2. Le modèle écossais
Il n'existe pas d'exemple étranger de mise en oeuvre d'un droit au logement opposable hormis celui de l'Ecosse. Son dispositif, qui a déjà pu faire l'objet d'une première évaluation sur la base de trois années d'application, peut être instructif et servir de modèle pour l'instauration d'un droit au logement opposable à la française. Avec le Homeless Scotland Act , voté en 2003, l'Ecosse a en effet ouvert la voie vers la reconnaissance d'un droit au logement opposable.
Cette réforme a été mise en oeuvre par étapes : dès l'automne 2002, avant même l'adoption de la loi, tout demandeur prioritaire a pu exiger d'accéder effectivement à un logement temporaire ; le dispositif s'est rapidement élargi à des catégories prioritaires de plus en plus larges avant la généralisation de ce droit à l'ensemble de la population prévu pour 2012.
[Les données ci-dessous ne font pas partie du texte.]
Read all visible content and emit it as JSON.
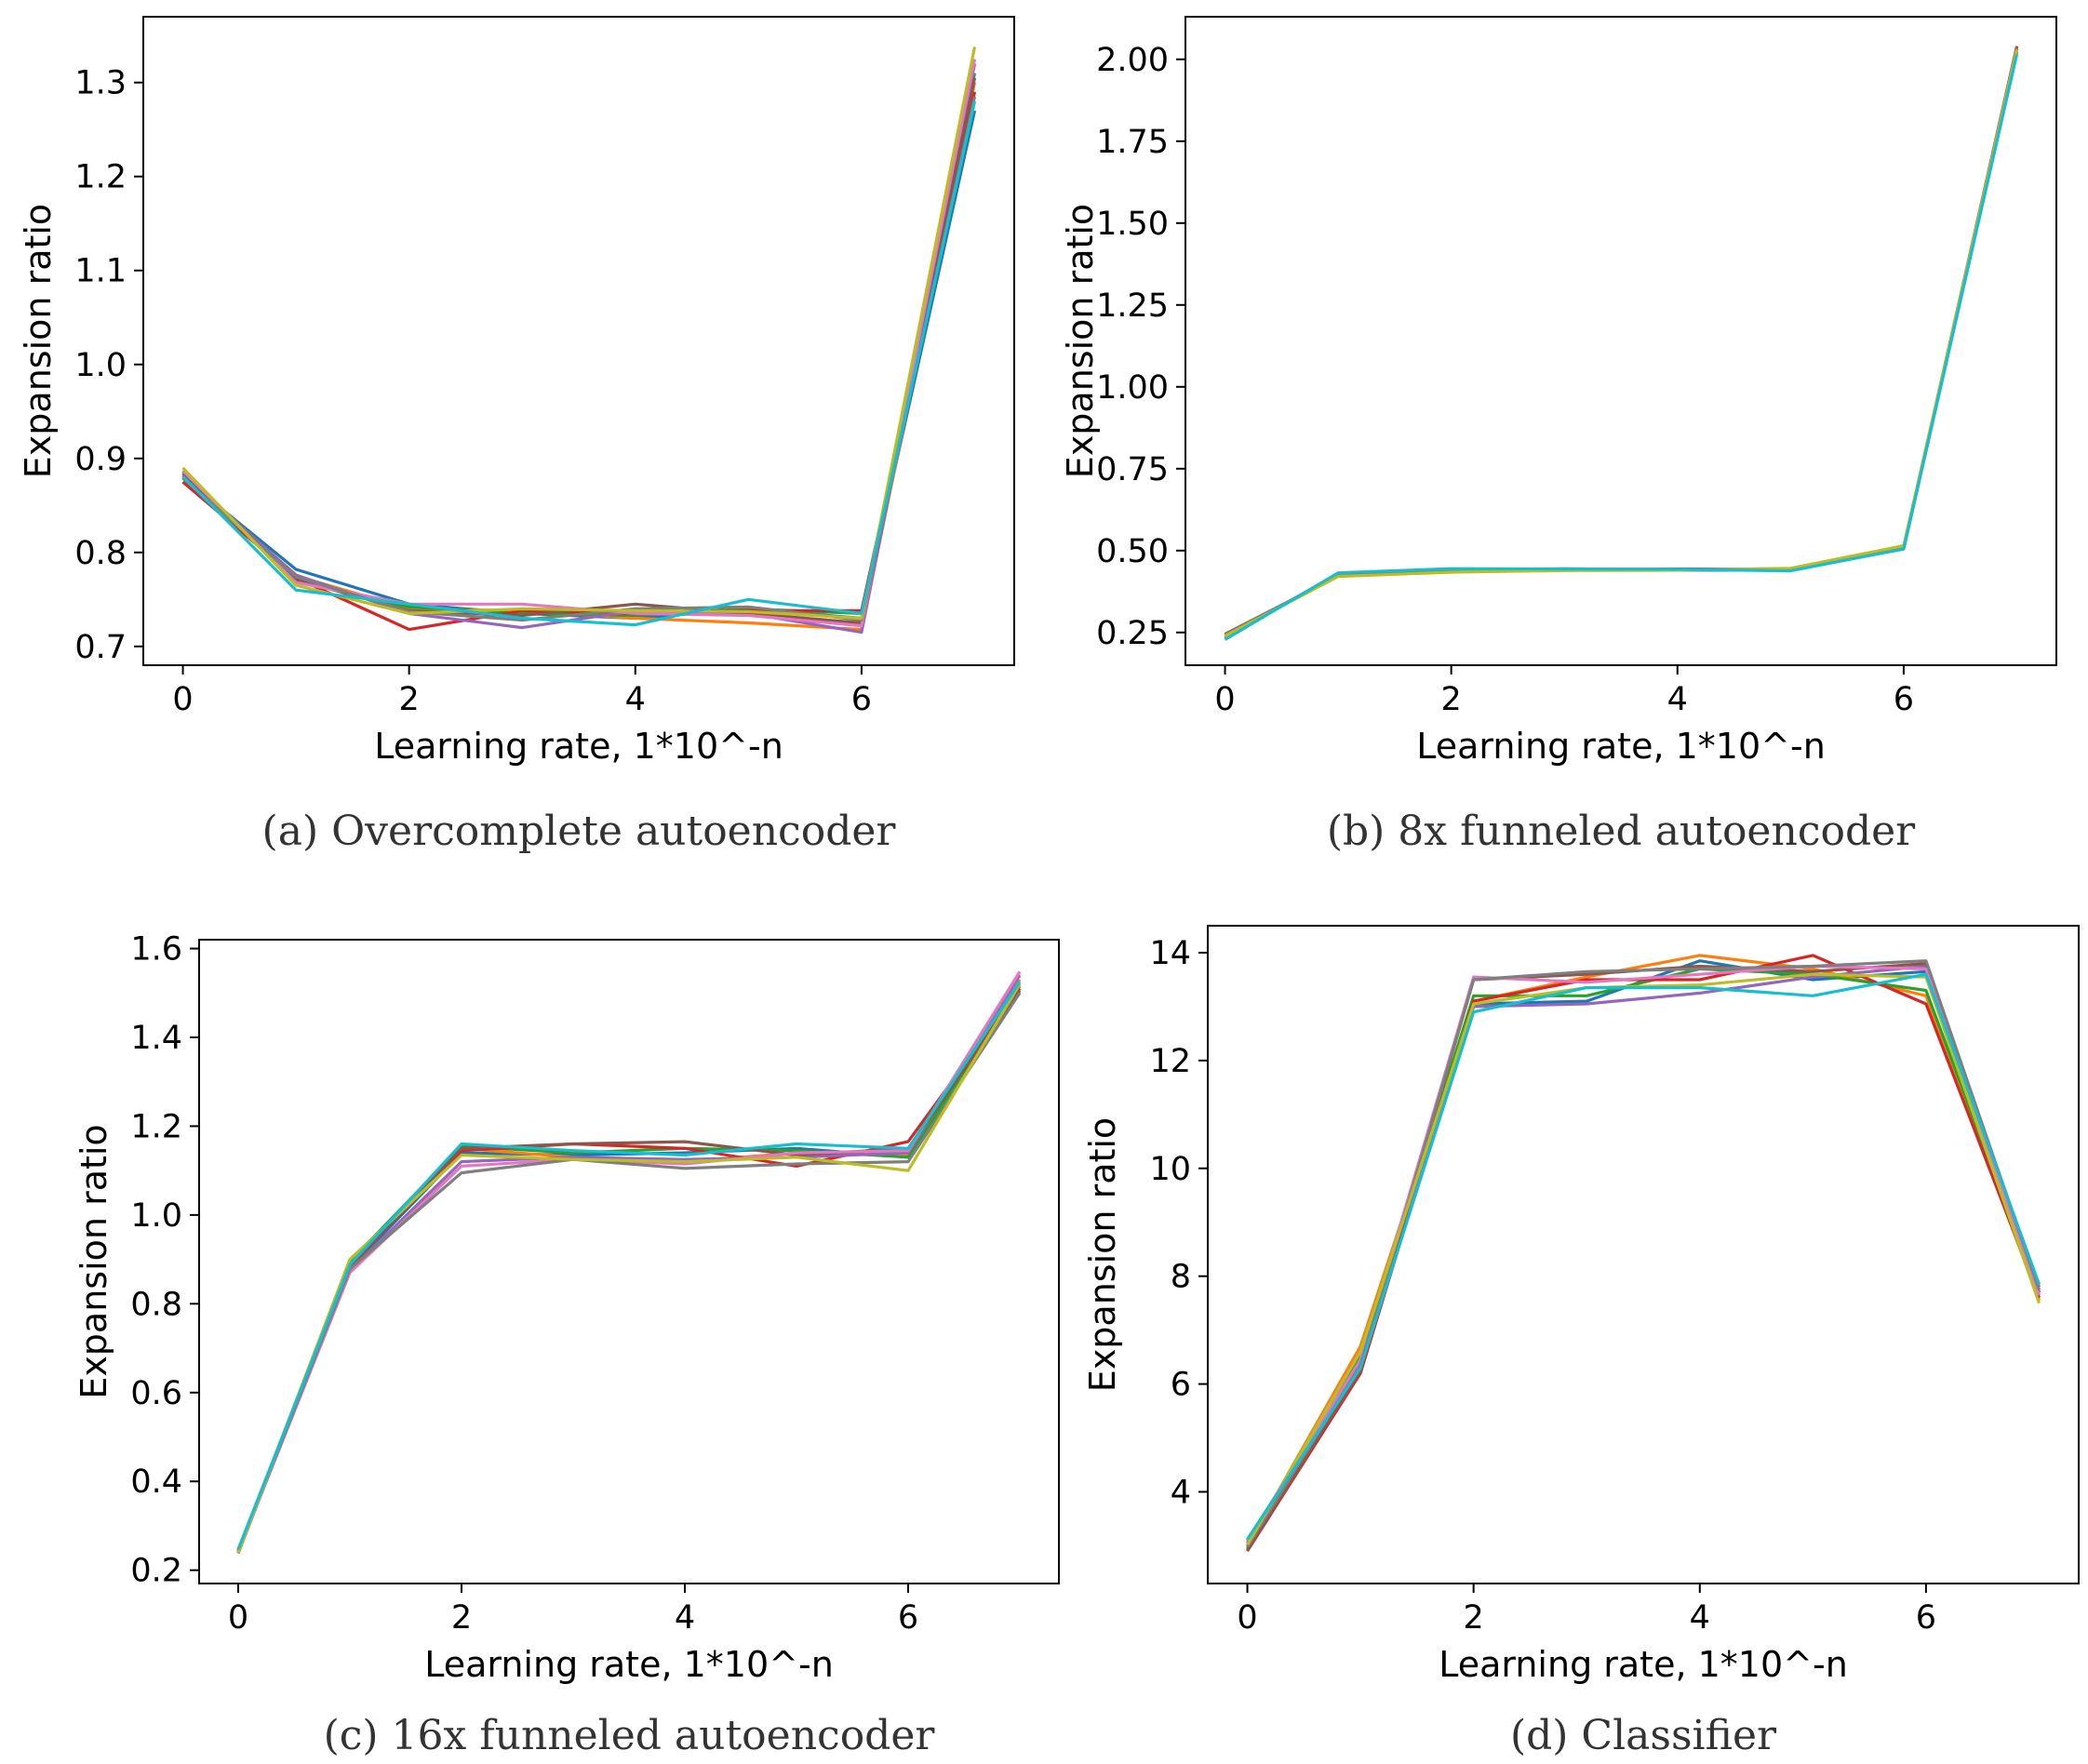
{
  "colors": [
    "#1f77b4",
    "#ff7f0e",
    "#2ca02c",
    "#d62728",
    "#9467bd",
    "#8c564b",
    "#e377c2",
    "#7f7f7f",
    "#bcbd22",
    "#17becf"
  ],
  "chart_data": [
    {
      "type": "line",
      "caption": "(a) Overcomplete autoencoder",
      "xlabel": "Learning rate, 1*10^-n",
      "ylabel": "Expansion ratio",
      "xlim": [
        -0.35,
        7.35
      ],
      "ylim": [
        0.68,
        1.37
      ],
      "xticks": [
        0,
        2,
        4,
        6
      ],
      "yticks": [
        0.7,
        0.8,
        0.9,
        1.0,
        1.1,
        1.2,
        1.3
      ],
      "ytick_labels": [
        "0.7",
        "0.8",
        "0.9",
        "1.0",
        "1.1",
        "1.2",
        "1.3"
      ],
      "x": [
        0,
        1,
        2,
        3,
        4,
        5,
        6,
        7
      ],
      "series": [
        {
          "values": [
            0.88,
            0.782,
            0.745,
            0.735,
            0.73,
            0.74,
            0.73,
            1.27
          ]
        },
        {
          "values": [
            0.883,
            0.775,
            0.74,
            0.738,
            0.73,
            0.725,
            0.718,
            1.3
          ]
        },
        {
          "values": [
            0.886,
            0.77,
            0.742,
            0.735,
            0.733,
            0.74,
            0.735,
            1.31
          ]
        },
        {
          "values": [
            0.875,
            0.773,
            0.718,
            0.738,
            0.735,
            0.738,
            0.738,
            1.29
          ]
        },
        {
          "values": [
            0.882,
            0.776,
            0.735,
            0.72,
            0.738,
            0.735,
            0.715,
            1.32
          ]
        },
        {
          "values": [
            0.884,
            0.771,
            0.738,
            0.733,
            0.745,
            0.735,
            0.725,
            1.305
          ]
        },
        {
          "values": [
            0.887,
            0.768,
            0.745,
            0.745,
            0.735,
            0.733,
            0.722,
            1.325
          ]
        },
        {
          "values": [
            0.879,
            0.774,
            0.737,
            0.728,
            0.74,
            0.742,
            0.728,
            1.285
          ]
        },
        {
          "values": [
            0.89,
            0.765,
            0.735,
            0.74,
            0.738,
            0.737,
            0.73,
            1.338
          ]
        },
        {
          "values": [
            0.881,
            0.76,
            0.745,
            0.73,
            0.723,
            0.75,
            0.735,
            1.28
          ]
        }
      ]
    },
    {
      "type": "line",
      "caption": "(b) 8x funneled autoencoder",
      "xlabel": "Learning rate, 1*10^-n",
      "ylabel": "Expansion ratio",
      "xlim": [
        -0.35,
        7.35
      ],
      "ylim": [
        0.15,
        2.13
      ],
      "xticks": [
        0,
        2,
        4,
        6
      ],
      "yticks": [
        0.25,
        0.5,
        0.75,
        1.0,
        1.25,
        1.5,
        1.75,
        2.0
      ],
      "ytick_labels": [
        "0.25",
        "0.50",
        "0.75",
        "1.00",
        "1.25",
        "1.50",
        "1.75",
        "2.00"
      ],
      "x": [
        0,
        1,
        2,
        3,
        4,
        5,
        6,
        7
      ],
      "series": [
        {
          "values": [
            0.235,
            0.428,
            0.44,
            0.442,
            0.44,
            0.44,
            0.505,
            2.02
          ]
        },
        {
          "values": [
            0.24,
            0.425,
            0.435,
            0.44,
            0.442,
            0.445,
            0.512,
            2.03
          ]
        },
        {
          "values": [
            0.232,
            0.43,
            0.438,
            0.444,
            0.441,
            0.442,
            0.508,
            2.025
          ]
        },
        {
          "values": [
            0.245,
            0.422,
            0.436,
            0.441,
            0.443,
            0.44,
            0.51,
            2.04
          ]
        },
        {
          "values": [
            0.238,
            0.426,
            0.441,
            0.443,
            0.44,
            0.441,
            0.506,
            2.028
          ]
        },
        {
          "values": [
            0.242,
            0.424,
            0.437,
            0.44,
            0.444,
            0.443,
            0.509,
            2.032
          ]
        },
        {
          "values": [
            0.236,
            0.429,
            0.439,
            0.445,
            0.442,
            0.444,
            0.511,
            2.026
          ]
        },
        {
          "values": [
            0.244,
            0.423,
            0.44,
            0.442,
            0.441,
            0.442,
            0.507,
            2.035
          ]
        },
        {
          "values": [
            0.239,
            0.421,
            0.434,
            0.439,
            0.44,
            0.446,
            0.515,
            2.03
          ]
        },
        {
          "values": [
            0.228,
            0.432,
            0.445,
            0.444,
            0.443,
            0.438,
            0.505,
            2.015
          ]
        }
      ]
    },
    {
      "type": "line",
      "caption": "(c) 16x funneled autoencoder",
      "xlabel": "Learning rate, 1*10^-n",
      "ylabel": "Expansion ratio",
      "xlim": [
        -0.35,
        7.35
      ],
      "ylim": [
        0.17,
        1.62
      ],
      "xticks": [
        0,
        2,
        4,
        6
      ],
      "yticks": [
        0.2,
        0.4,
        0.6,
        0.8,
        1.0,
        1.2,
        1.4,
        1.6
      ],
      "ytick_labels": [
        "0.2",
        "0.4",
        "0.6",
        "0.8",
        "1.0",
        "1.2",
        "1.4",
        "1.6"
      ],
      "x": [
        0,
        1,
        2,
        3,
        4,
        5,
        6,
        7
      ],
      "series": [
        {
          "values": [
            0.245,
            0.88,
            1.14,
            1.135,
            1.14,
            1.15,
            1.13,
            1.52
          ]
        },
        {
          "values": [
            0.24,
            0.89,
            1.15,
            1.13,
            1.12,
            1.14,
            1.135,
            1.53
          ]
        },
        {
          "values": [
            0.242,
            0.895,
            1.155,
            1.14,
            1.15,
            1.145,
            1.13,
            1.515
          ]
        },
        {
          "values": [
            0.238,
            0.885,
            1.145,
            1.16,
            1.15,
            1.11,
            1.165,
            1.51
          ]
        },
        {
          "values": [
            0.244,
            0.875,
            1.12,
            1.13,
            1.125,
            1.13,
            1.14,
            1.54
          ]
        },
        {
          "values": [
            0.246,
            0.882,
            1.15,
            1.16,
            1.165,
            1.135,
            1.15,
            1.505
          ]
        },
        {
          "values": [
            0.241,
            0.87,
            1.11,
            1.125,
            1.115,
            1.14,
            1.145,
            1.548
          ]
        },
        {
          "values": [
            0.243,
            0.878,
            1.095,
            1.125,
            1.105,
            1.115,
            1.12,
            1.5
          ]
        },
        {
          "values": [
            0.239,
            0.9,
            1.135,
            1.125,
            1.12,
            1.13,
            1.1,
            1.52
          ]
        },
        {
          "values": [
            0.247,
            0.888,
            1.16,
            1.145,
            1.135,
            1.16,
            1.15,
            1.525
          ]
        }
      ]
    },
    {
      "type": "line",
      "caption": "(d) Classifier",
      "xlabel": "Learning rate, 1*10^-n",
      "ylabel": "Expansion ratio",
      "xlim": [
        -0.35,
        7.35
      ],
      "ylim": [
        2.3,
        14.5
      ],
      "xticks": [
        0,
        2,
        4,
        6
      ],
      "yticks": [
        4,
        6,
        8,
        10,
        12,
        14
      ],
      "ytick_labels": [
        "4",
        "6",
        "8",
        "10",
        "12",
        "14"
      ],
      "x": [
        0,
        1,
        2,
        3,
        4,
        5,
        6,
        7
      ],
      "series": [
        {
          "values": [
            3.05,
            6.3,
            13.05,
            13.1,
            13.85,
            13.5,
            13.65,
            7.7
          ]
        },
        {
          "values": [
            3.0,
            6.7,
            13.1,
            13.55,
            13.95,
            13.7,
            13.2,
            7.55
          ]
        },
        {
          "values": [
            2.95,
            6.5,
            13.2,
            13.2,
            13.7,
            13.6,
            13.3,
            7.65
          ]
        },
        {
          "values": [
            2.9,
            6.2,
            13.1,
            13.5,
            13.5,
            13.95,
            13.05,
            7.6
          ]
        },
        {
          "values": [
            3.1,
            6.4,
            13.0,
            13.05,
            13.25,
            13.55,
            13.75,
            7.8
          ]
        },
        {
          "values": [
            2.92,
            6.25,
            13.5,
            13.6,
            13.75,
            13.65,
            13.8,
            7.7
          ]
        },
        {
          "values": [
            3.08,
            6.45,
            13.55,
            13.45,
            13.6,
            13.75,
            13.7,
            7.65
          ]
        },
        {
          "values": [
            2.98,
            6.35,
            13.5,
            13.65,
            13.7,
            13.75,
            13.85,
            7.75
          ]
        },
        {
          "values": [
            3.02,
            6.6,
            13.05,
            13.35,
            13.4,
            13.6,
            13.55,
            7.5
          ]
        },
        {
          "values": [
            3.12,
            6.3,
            12.9,
            13.35,
            13.35,
            13.2,
            13.6,
            7.85
          ]
        }
      ]
    }
  ]
}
Les personnes concernées peuvent faire valoir leur droit auprès d'une collectivité locale, généralement leur collectivité de résidence ou d'origine et, le cas échéant, l'assigner devant la chambre administrative du tribunal civil. Selon les situations, la collectivité est tenue de proposer un logement durable, un hébergement institutionnel et, si la situation du demandeur le justifie, des services et prestations.
Cette loi est accompagnée d'un « code d'orientation » qui s'apparente à un manuel d'utilisation de la loi à destination des collectivités responsables. Des principes d'arbitrage sont posés afin de limiter les décisions d'opportunité : à titre d'exemple, une femme avec deux enfants relève de façon évidente d'une catégorie prioritaire. En revanche, une personne qui se plaindrait du caractère inconfortable de son logement serait soumise à une évaluation du caractère « raisonnable » de sa demande, celle-ci pouvant être arbitrée in fine par une cour de justice.
Dans le droit écossais, le tribunal n'intervient que si la loi n'a pas été respectée ou si la capacité discrétionnaire de la collectivité a été exercée improprement. Pour éviter les dérives, le code d'orientation définit très précisément la situation de « mal-logement », ses circonstances et la grille de correspondance entre ces circonstances et les prestations auxquelles elles peuvent donner droit.
Les premiers résultats positifs consécutifs à l'application du Homeless Scotland Act sont très certainement liés au travail considérable réalisé en amont pour développer le potentiel d'offre de logements et préparer les acteurs de proximité et les élus à sa mise en oeuvre sur le terrain.